The mobile cloud will be the battleground where the interests of carriers, mobile device makers and Internet-based companies come crashing together

April 26, 2012

3 Min Read
Mobile Cloud Will Change Your Life

What a difference a year makes. A year ago many critics were still talking about the "cloud" as if it were a massive amount of hype.

That has changed completely – no one dismisses the cloud any more.

At the same time, what has dawned on the information industry – IT and telecom – is the realization that the cloud is really going to be accessed overwhelmingly from mobile devices. Yes, that means what is really critical is the mobile cloud.

The new Heavy Reading study, "The Mobile Cloud: Ready or Not, Here It Comes," provides a strategic overview of why and how the mobile cloud is going to develop at an ever-accelerating rate, and the implications that development will have on the telecom and IT industries.

Make no mistake – those implications are enormous. The mobile cloud is going to be the battleground on which the interests of a stunning list of powerful companies and industry segments come crashing together. These include not only the giant carriers (Verizon, AT&T) and mobile device makers (Apple, Samsung), but also a full contingent of Internet-based companies and software giants (Google, Amazon, Microsoft, Facebook and more).

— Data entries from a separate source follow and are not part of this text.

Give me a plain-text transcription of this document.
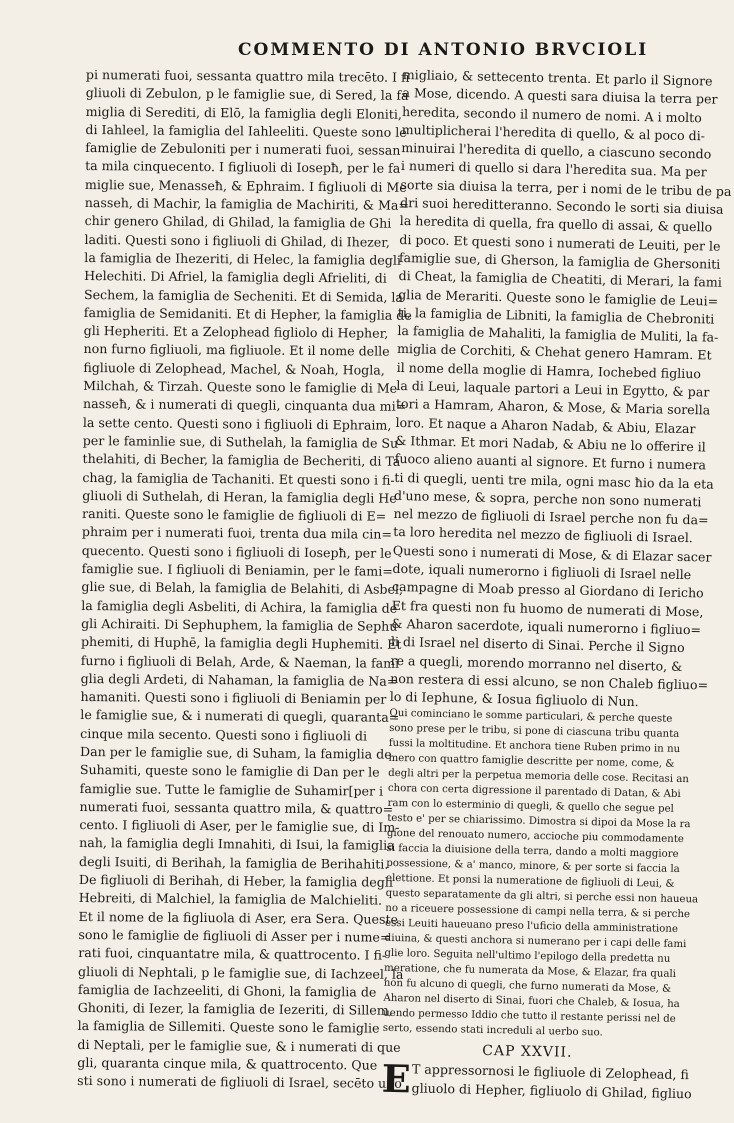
COMMENTO DI ANTONIO BRVCIOLI
pi numerati fuoi, sessanta quattro mila trecēto. I fi
gliuoli di Zebulon, p le famiglie sue, di Sered, la fa
miglia di Serediti, di Elō, la famiglia degli Eloniti,
di Iahleel, la famiglia del Iahleeliti. Queste sono le
famiglie de Zebuloniti per i numerati fuoi, sessan
ta mila cinquecento. I figliuoli di Iosepħ, per le fa
miglie sue, Menasseħ, & Ephraim. I figliuoli di Me
nasseh, di Machir, la famiglia de Machiriti, & Ma=
chir genero Ghilad, di Ghilad, la famiglia de Ghi
laditi. Questi sono i figliuoli di Ghilad, di Ihezer,
la famiglia de Ihezeriti, di Helec, la famiglia degli
Helechiti. Di Afriel, la famiglia degli Afrieliti, di
Sechem, la famiglia de Secheniti. Et di Semida, la
famiglia de Semidaniti. Et di Hepher, la famiglia de
gli Hepheriti. Et a Zelophead figliolo di Hepher,
non furno figliuoli, ma figliuole. Et il nome delle
figliuole di Zelophead, Machel, & Noah, Hogla,
Milchah, & Tirzah. Queste sono le famiglie di Me
nasseħ, & i numerati di quegli, cinquanta dua mi=
la sette cento. Questi sono i figliuoli di Ephraim,
per le faminlie sue, di Suthelah, la famiglia de Su-
thelahiti, di Becher, la famiglia de Becheriti, di Ta
chag, la famiglia de Tachaniti. Et questi sono i fi-
gliuoli di Suthelah, di Heran, la famiglia degli He
raniti. Queste sono le famiglie de figliuoli di E=
phraim per i numerati fuoi, trenta dua mila cin=
quecento. Questi sono i figliuoli di Iosepħ, per le
famiglie sue. I figliuoli di Beniamin, per le fami=
glie sue, di Belah, la famiglia de Belahiti, di Asbel,
la famiglia degli Asbeliti, di Achira, la famiglia de
gli Achiraiti. Di Sephuphem, la famiglia de Sephu
phemiti, di Huphē, la famiglia degli Huphemiti. Et
furno i figliuoli di Belah, Arde, & Naeman, la fami
glia degli Ardeti, di Nahaman, la famiglia de Na=
hamaniti. Questi sono i figliuoli di Beniamin per
le famiglie sue, & i numerati di quegli, quaranta=
cinque mila secento. Questi sono i figliuoli di
Dan per le famiglie sue, di Suham, la famiglia de
Suhamiti, queste sono le famiglie di Dan per le
famiglie sue. Tutte le famiglie de Suhamir[per i
numerati fuoi, sessanta quattro mila, & quattro=
cento. I figliuoli di Aser, per le famiglie sue, di Im-
nah, la famiglia degli Imnahiti, di Isui, la famiglia
degli Isuiti, di Berihah, la famiglia de Berihahiti.
De figliuoli di Berihah, di Heber, la famiglia degli
Hebreiti, di Malchiel, la famiglia de Malchieliti.
Et il nome de la figliuola di Aser, era Sera. Queste
sono le famiglie de figliuoli di Asser per i nume=
rati fuoi, cinquantatre mila, & quattrocento. I fi-
gliuoli di Nephtali, p le famiglie sue, di Iachzeel, la
famiglia de Iachzeeliti, di Ghoni, la famiglia de
Ghoniti, di Iezer, la famiglia de Iezeriti, di Sillem,
la famiglia de Sillemiti. Queste sono le famiglie
di Neptali, per le famiglie sue, & i numerati di que
gli, quaranta cinque mila, & quattrocento. Que
sti sono i numerati de figliuoli di Israel, secēto uno
migliaio, & settecento trenta. Et parlo il Signore
a Mose, dicendo. A questi sara diuisa la terra per
heredita, secondo il numero de nomi. A i molto
multiplicherai l'heredita di quello, & al poco di-
minuirai l'heredita di quello, a ciascuno secondo
i numeri di quello si dara l'heredita sua. Ma per
sorte sia diuisa la terra, per i nomi de le tribu de pa
dri suoi hereditteranno. Secondo le sorti sia diuisa
la heredita di quella, fra quello di assai, & quello
di poco. Et questi sono i numerati de Leuiti, per le
famiglie sue, di Gherson, la famiglia de Ghersoniti
di Cheat, la famiglia de Cheatiti, di Merari, la fami
glia de Merariti. Queste sono le famiglie de Leui=
ti, la famiglia de Libniti, la famiglia de Chebroniti
la famiglia de Mahaliti, la famiglia de Muliti, la fa-
miglia de Corchiti, & Chehat genero Hamram. Et
il nome della moglie di Hamra, Iochebed figliuo
la di Leui, laquale partori a Leui in Egytto, & par
tori a Hamram, Aharon, & Mose, & Maria sorella
loro. Et naque a Aharon Nadab, & Abiu, Elazar
& Ithmar. Et mori Nadab, & Abiu ne lo offerire il
fuoco alieno auanti al signore. Et furno i numera
ti di quegli, uenti tre mila, ogni masc ħio da la eta
d'uno mese, & sopra, perche non sono numerati
nel mezzo de figliuoli di Israel perche non fu da=
ta loro heredita nel mezzo de figliuoli di Israel.
Questi sono i numerati di Mose, & di Elazar sacer
dote, iquali numerorno i figliuoli di Israel nelle
campagne di Moab presso al Giordano di Iericho
Et fra questi non fu huomo de numerati di Mose,
& Aharon sacerdote, iquali numerorno i figliuo=
li di Israel nel diserto di Sinai. Perche il Signo
re a quegli, morendo morranno nel diserto, &
non restera di essi alcuno, se non Chaleb figliuo=
lo di Iephune, & Iosua figliuolo di Nun.
Qui cominciano le somme particulari, & perche queste
sono prese per le tribu, si pone di ciascuna tribu quanta
fussi la moltitudine. Et anchora tiene Ruben primo in nu
mero con quattro famiglie descritte per nome, come, &
degli altri per la perpetua memoria delle cose. Recitasi an
chora con certa digressione il parentado di Datan, & Abi
ram con lo esterminio di quegli, & quello che segue pel
testo e' per se chiarissimo. Dimostra si dipoi da Mose la ra
gione del renouato numero, accioche piu commodamente
si faccia la diuisione della terra, dando a molti maggiore
possessione, & a' manco, minore, & per sorte si faccia la
elettione. Et ponsi la numeratione de figliuoli di Leui, &
questo separatamente da gli altri, si perche essi non haueua
no a riceuere possessione di campi nella terra, & si perche
essi Leuiti haueuano preso l'uficio della amministratione
diuina, & questi anchora si numerano per i capi delle fami
glie loro. Seguita nell'ultimo l'epilogo della predetta nu
meratione, che fu numerata da Mose, & Elazar, fra quali
non fu alcuno di quegli, che furno numerati da Mose, &
Aharon nel diserto di Sinai, fuori che Chaleb, & Iosua, ha
uendo permesso Iddio che tutto il restante perissi nel de
serto, essendo stati increduli al uerbo suo.
CAP XXVII.
E T appressornosi le figliuole di Zelophead, fi
gliuolo di Hepher, figliuolo di Ghilad, figliuo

At least six key factors are driving the mobile cloud and this inevitable conflict.

  1. Mobile broadband. With the surging growth of mobile broadband, broadband has decisively become a mobile phenomenon, causing all parties to scramble for mobile strategies.

  2. A coming traffic deluge. This deluge is massively greater than the industry is forecasting, or seems willing to even address; the telecom industry appears to be in a state of denial about the true outlook for mobile data growth.

  3. The unstoppable evolution of mobile devices. Mobile device evolution is being fueled by profits. The device industry has a ton of money to spend and its financial muscle dwarfs that of the carriers or any other parties that try to stand in its way.

  4. The advancement toward 4G networks, and beyond. LTE is on the way and will further propel the growth of demand.

  5. The exploding applications world. Apps are increasingly being designed with an eye toward relying on a cloud.

  6. User empowerment. This is an uncontrollable wild card, changing the relationship between users and providers at every level.



These drivers will propel the mobile cloud to overwhelm cloud computing in a few short years. Everything from the simplest personal clouds to enterprise software will be caught up in this monumental development.

User expectations are going to combine with competitive strategies of a wide range of players to accelerate the development of the mobile cloud. Today users increasingly have multiple devices – largely multiple wireless devices. They have high expectations as to service enablement, as shown in studies from a broad range of sources, such as comScore.

It is already clear that user expectations as to the usefulness of their devices cannot be met without a wide range of cloud offerings and capabilities.

Meanwhile the incentives for the Web-based companies that are increasingly invading telecom – think Apple, Google, Microsoft – are to expand cloud capabilities as fast as possible. This is confirmed by announcements of the iCloud (Apple – October 2011); Google Drive (Google – April 2012); and the upcoming announcement of the integration of Cloud Drive into Windows 8 (Microsoft – due by late 2012).

The mobile cloud is complex, with many facets. It is filled with opportunity and risk. But it is the future – ready or not.